We have all been there—the client you spent an extraordinary amount of time, attention and devotion to, and then fails to pay the final bill. You can keep sending the invoice or making phone calls, but it becomes apparent they are not going to pay. Do you start a suit?
We have been involved in numerous suits representing attorneys collecting their fees, and clients being sued for fees. Here are a few tips:
- Wait until two years after the very last activity, and then wait one month more before starting suit. To determine the date of last activity, we use either the final order (Withdrawing as counsel, or Final order of the case) OR the very last billed date. Whichever is later–It is imperative to wait this period.
The Statute of Limitations for Breach of Contract (see the second point below) is six years. The Statute of Limitations for Malpractice is two years. If you start a suit for collection within that two-year period, the client will counter-sue for malpractice. We have heard countless times, “But I didn’t do anything wrong” or “They would never counter-sue for malpractice.”
Doesn’t matter—the counter-suit alone will be sufficient to chill your collection activities. Additionally, you will have to report it to your Malpractice Insurance Carrier, and they may step in to take over the matter!
Recently, the Court of Appeals addressed this issue in Bishop & Heintz, PC v Finch, where the Law Firm initiated collection after the two years, and the client counter-sued (for $3 Million Dollars!) alleging malpractice. The Court threw out the counter-suit, as it was filed more than 2 years after the last activity, and the Statute of Limitations barred the action.
Wait the two years. The client will be barred from filing a counter-complaint for malpractice.
- Always have a signed written engagement letter. Always.
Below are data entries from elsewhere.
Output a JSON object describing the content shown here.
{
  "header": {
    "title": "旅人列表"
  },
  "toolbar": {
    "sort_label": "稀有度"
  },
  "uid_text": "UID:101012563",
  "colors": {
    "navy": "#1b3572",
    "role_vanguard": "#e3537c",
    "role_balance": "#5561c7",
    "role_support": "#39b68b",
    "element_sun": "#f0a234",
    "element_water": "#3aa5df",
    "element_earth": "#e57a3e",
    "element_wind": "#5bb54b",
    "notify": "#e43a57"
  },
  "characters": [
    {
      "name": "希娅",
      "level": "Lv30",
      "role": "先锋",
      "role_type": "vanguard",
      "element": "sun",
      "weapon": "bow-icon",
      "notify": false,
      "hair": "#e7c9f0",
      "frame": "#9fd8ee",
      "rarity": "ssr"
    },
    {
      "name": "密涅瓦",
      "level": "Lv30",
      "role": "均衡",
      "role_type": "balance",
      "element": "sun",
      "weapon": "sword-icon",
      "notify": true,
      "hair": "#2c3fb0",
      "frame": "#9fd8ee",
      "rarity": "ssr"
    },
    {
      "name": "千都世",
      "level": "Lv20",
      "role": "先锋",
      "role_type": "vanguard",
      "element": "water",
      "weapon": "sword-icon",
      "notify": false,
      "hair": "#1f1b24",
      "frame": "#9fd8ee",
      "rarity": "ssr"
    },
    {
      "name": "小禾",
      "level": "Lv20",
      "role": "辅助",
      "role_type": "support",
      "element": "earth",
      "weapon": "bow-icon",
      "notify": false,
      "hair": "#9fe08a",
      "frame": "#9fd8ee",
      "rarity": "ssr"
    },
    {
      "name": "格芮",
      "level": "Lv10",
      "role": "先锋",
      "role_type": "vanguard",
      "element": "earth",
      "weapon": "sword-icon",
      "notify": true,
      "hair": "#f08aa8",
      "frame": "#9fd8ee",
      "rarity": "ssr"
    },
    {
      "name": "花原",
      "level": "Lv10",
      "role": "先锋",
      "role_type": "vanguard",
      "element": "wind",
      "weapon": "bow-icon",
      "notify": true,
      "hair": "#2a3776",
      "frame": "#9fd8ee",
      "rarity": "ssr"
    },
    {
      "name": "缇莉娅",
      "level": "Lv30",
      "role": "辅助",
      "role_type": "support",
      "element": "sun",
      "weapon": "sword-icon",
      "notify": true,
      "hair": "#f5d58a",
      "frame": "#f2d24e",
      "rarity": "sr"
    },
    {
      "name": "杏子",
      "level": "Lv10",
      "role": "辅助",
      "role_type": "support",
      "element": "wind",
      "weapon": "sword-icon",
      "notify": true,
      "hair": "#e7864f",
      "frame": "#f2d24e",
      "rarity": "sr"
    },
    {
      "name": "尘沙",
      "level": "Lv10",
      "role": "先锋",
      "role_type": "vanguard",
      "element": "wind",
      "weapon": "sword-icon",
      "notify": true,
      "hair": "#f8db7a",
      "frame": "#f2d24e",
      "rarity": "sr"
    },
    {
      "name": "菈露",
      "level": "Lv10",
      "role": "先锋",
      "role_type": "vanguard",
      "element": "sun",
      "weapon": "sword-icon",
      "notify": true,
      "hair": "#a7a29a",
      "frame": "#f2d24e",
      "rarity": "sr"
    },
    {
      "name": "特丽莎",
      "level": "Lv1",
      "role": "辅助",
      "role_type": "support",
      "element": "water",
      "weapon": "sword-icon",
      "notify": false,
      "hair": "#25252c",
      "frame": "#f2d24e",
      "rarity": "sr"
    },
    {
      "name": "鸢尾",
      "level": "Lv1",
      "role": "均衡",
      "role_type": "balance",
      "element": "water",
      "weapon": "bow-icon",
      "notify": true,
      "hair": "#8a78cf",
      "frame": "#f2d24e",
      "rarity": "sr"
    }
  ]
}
While oral contracts are enforceable, they only create problems and will make collection much more difficult. Within the agreement include at least:
- What are you doing, and more importantly, what you aren’t If filing a suit for damages, does the representation include collection, or just getting the judgment? What if a counter-complaint is filed? If a criminal matter, does representation include a bond hearing (should the client violate bond), or probation violation hearing, or subsequent appeal? What if the other side files bankruptcy, or an Estate is needed? It is more important to list what legal actions are not covered by the retainer, as compared to what is.
- Is the agreement a contingency, hourly or fixed fee? If contingent, include an hourly rate in the event the client discharges you. If a fixed fee, again it is very important to clarify what is not included, in the event additional legal matters arise. List out the hourly rates of the persons working on the file.
- When will the client be billed?
- Is there interest on the outstanding amount? If so, limit it to the 7% per annum allowed by statute.
- Are costs extra, and what do costs include?
- How will you communicate? Will it include E-mail?
- What is the policy for destroying the file?
This way the collection activity becomes a simple breach of contact action on a written agreement.
- Continue to send the invoices for two (2) years. Don’t stop, simply because the payments stopped. There are two reasons for this–one legal, one practical. As you continue to send the invoices, it becomes an Action on Account Stated. The client has not objected to the bills and it is presumed they have no objection to it. Further, in the (unlikely) event the matter goes to trial, we have found it a very effective and powerful point of persuasion to bring out the invoices, one-by-one, and point out how the client never objected to them month, after month, after month.
- If you do start suit, start it in the venue where the Defendant resides. Many lawyers think it is appropriate to initiate suit in the same venue where the action “occurred” (either the court action, or the lawyer’s office), however the correct venue is actually where the Defendant resides. (Interestingly enough, if you initiate a Small Claim, then you can start it in your local District Court and it will remain there if removed to the General Court.)
- Start suit as an Action on Account Stated with the appropriate affidavit.
However, before you even start suit, or pursue this course of action, there are a few things to consider.
- Is your client collectible? If not, what good will a Judgment do?
- Will this person retain you in the future? While not likely, it is always possible.
- Will they write a bad review if you start an action? (The bad review may cost you more in new clientele than you could gain on the fee itself.)
- Your malpractice insurance application may ask if you have started suit against clients. If the carrier sees too many suits for collection, this can raise concerns and cause your rates to increase.
In short, you must weigh the benefits and the detriments before considering whether to start suit to collect an outstanding fee. Taking a few careful steps will reduce the aggravation and ease the litigation process.